* * *
Я выхожу через задний вход панельного дома, она открывается и запирается на ключ. Здесь нужна особая сноровка: ключ нужно вставить рисками вниз и, чуть оттягивая вверх, крутить замок не по часовой стрелке, а против. Но главное тут – не показывать замку свой страх. Подойти и вставить ключ, будто между прочим и ни в коем случае не заглядывать в замочную скважину, не обнаруживать свою неуверенность – так ничего не получится. Справляюсь с первого раза. Спускаюсь по нескольким ступенькам – и там за шлагбаумом меня ждет машина. Перепроверяю номер в приложении, открываю дверь, сажусь. Еду в ресторан к Лике и Маше – теперь встречаемся в Москве.

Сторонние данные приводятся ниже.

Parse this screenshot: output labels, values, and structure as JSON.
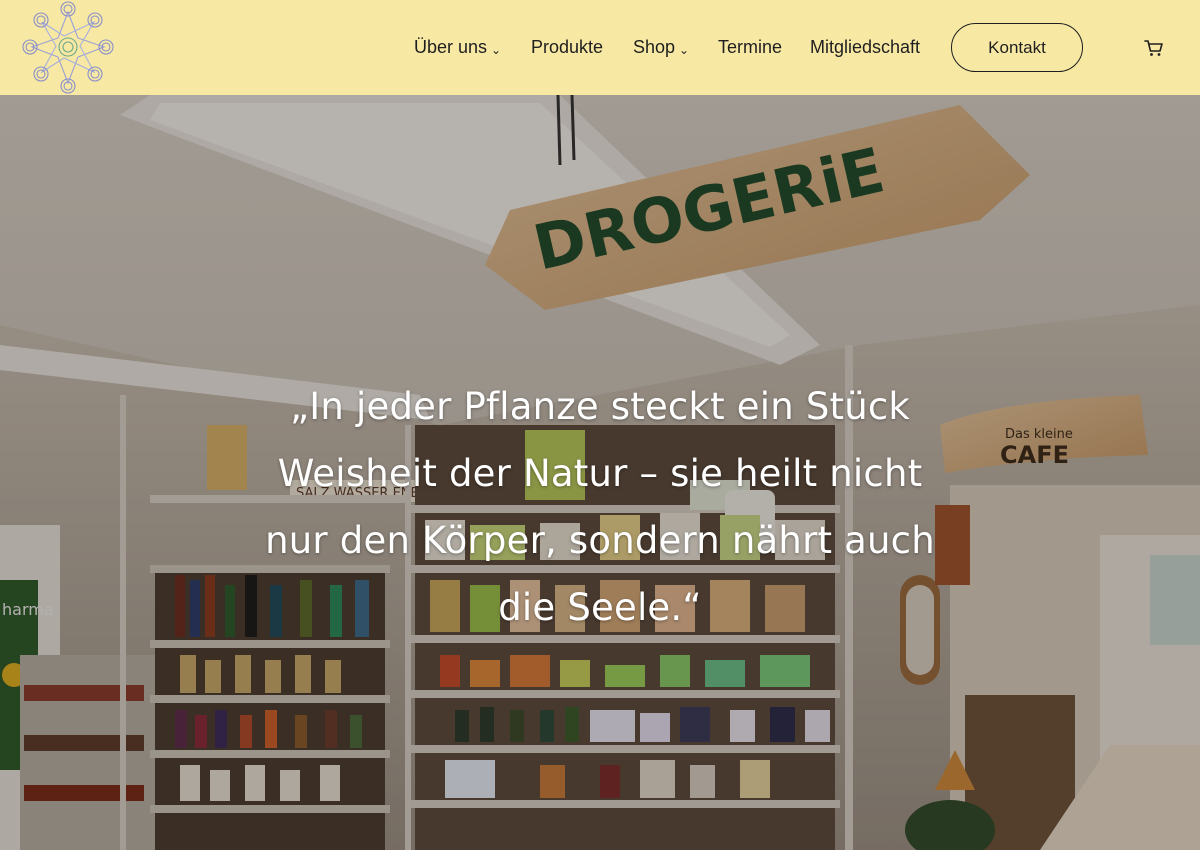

Лика уже на месте и первым делом рассказывает о своих впечатлениях о городе, она не была здесь уже пять лет, а Маша, как всегда, опаздывала.

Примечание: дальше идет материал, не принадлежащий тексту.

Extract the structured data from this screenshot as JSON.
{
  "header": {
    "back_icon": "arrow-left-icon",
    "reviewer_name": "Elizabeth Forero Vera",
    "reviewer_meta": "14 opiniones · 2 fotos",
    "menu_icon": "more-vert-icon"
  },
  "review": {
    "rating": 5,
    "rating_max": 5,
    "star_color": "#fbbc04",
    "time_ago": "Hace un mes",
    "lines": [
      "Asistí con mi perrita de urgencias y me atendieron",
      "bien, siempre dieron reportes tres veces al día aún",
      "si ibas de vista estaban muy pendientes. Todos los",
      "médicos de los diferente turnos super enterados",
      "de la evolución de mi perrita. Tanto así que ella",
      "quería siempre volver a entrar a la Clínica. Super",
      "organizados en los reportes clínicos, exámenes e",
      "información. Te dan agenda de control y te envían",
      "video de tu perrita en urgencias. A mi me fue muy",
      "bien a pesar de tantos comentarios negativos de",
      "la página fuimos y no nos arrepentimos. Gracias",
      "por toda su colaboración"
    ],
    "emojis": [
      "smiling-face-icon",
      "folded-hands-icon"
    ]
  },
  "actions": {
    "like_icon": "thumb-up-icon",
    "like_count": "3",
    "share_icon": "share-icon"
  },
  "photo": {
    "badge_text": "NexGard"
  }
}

– Четырнадцать лет я иммигрант. Сначала я была иммигрантом в Чехии, потом я была иммигрантом в Америке. Пару дней назад я стояла во «ВкусВилле», мне надо было бутылку воды купить. Пошла на кассу, и на одной стояли какие-то пакеты, было непонятно, свободно там или нет. Я встала в очередь на другую кассу, и тут женщина подходит к той кассе с пакетами и спрашивает продавца, свободно ли там. Продавец отвечает, что свободно. Но она видела, что я стояла в очереди, подошла ко мне и сказала: «Проходите вперед».
– А ты что?
– Я говорю, мол, нет, вы первая увидели, вы и идите. И она мне улыбнулась, и я поняла, я не знаю, почему именно этот разговор меня навел на эту мысль… Но я поняла, что тут я не иммигрант. Это моя культура, я разговариваю на своем языке. И опять же, это не зависит от того, насколько хорошо я могу говорить на языке, это вопрос чувств! Совершенно другой уровень понимания, что ты не инородное тело в чужой культуре, не вторглась в нее, а ты сама эта культура, она состоит буквально из таких, как ты, ты – это строительная частица этой культуры.

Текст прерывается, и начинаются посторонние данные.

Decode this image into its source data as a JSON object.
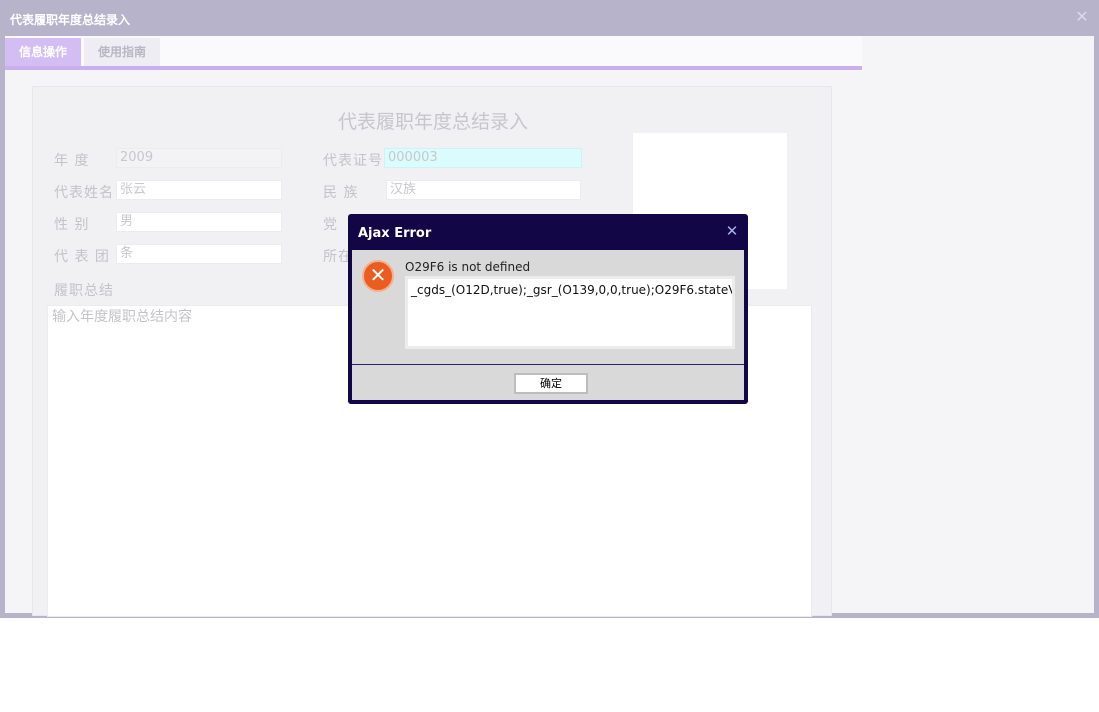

– Ну да, просто у тебя культурный код тот же. Ты знаешь, что принято, что не принято. В Сербии, например, принято громко приветствовать друг друга издалека, как и в Италии. В Америке, например, положено всегда быть на позитиве и ныть только психотерапевтам, как говорят.
– Американцы абсолютно извратили коннотацию языка. Например, в Америке мне очень трудно понять обратную связь. Вот делаю я две работы, в одну погружаюсь, а на вторую реально нет времени: делаю, лишь бы закончить. И, когда отдаю их заказчику, получаю одинаковое количество восторгов и, разумеется, не верю ни одному, ни другому.
Вихрем ворвалась Маша. После продолжительных объятий Лика продолжила:
– Мне нравится, насколько быстро русские переходят от вот этой холодности первой, когда ты только начинаешь с ними разговаривать, к готовности помочь. То есть сначала они смотрят на тебя осторожно и очень отстраненно. Но как только ты начинаешь с ними разговаривать, они моментально превращаются в таких душек, которые тебе вдруг улыбаются и стараются помочь…
– Ага, мы тут недавно в парке были с Вилли… И рядом шла женщина с маленькой собачкой, а собачка без поводка. Подходят бабки, спрашивают, почему собачка без «подвязки»… Женщина отвечает, что собачка мухи не обидит, это крошечный брабансон. Они отвечают, мол, да вы что, было столько случаев, когда собака нападала на детей, на пожилых женщин. Короче, сначала они, значит, были доброжелательны, а потом так развизжались, что просто ужас.
– Слушай, ну это больше немецкая история. Могу тебе сказать, что вот так ведут себя немцы. Они сначала очень дружелюбные, но когда видят, что ты, блин, не по той дорожке идешь, это моментально…
– Да, Саша рассказывал, что ты можешь вежливо сказать, что сейчас уберешь машину от подъезда, и сосед тебе в ответ: «Ничего страшного». «Ничего страшного» – это значит, что он уже сделал фото твоей машины из-за куста для заявления в полицию и бежит домой, чтобы быстренько им набрать.
– Да-да… Поэтому, может быть, у той бабки был какой-то опыт проживания в Германии. Но о чем я хочу сказать: у нас в Истре большой дом, находится он в поселке…
– Папа твой не хочет нас пригласить, чтобы мы там намусорили?
– Нет, потому что там царствует тетя Оля, она суперверующая, и уже лет десять ожидает второго Пришествия, а не гостей…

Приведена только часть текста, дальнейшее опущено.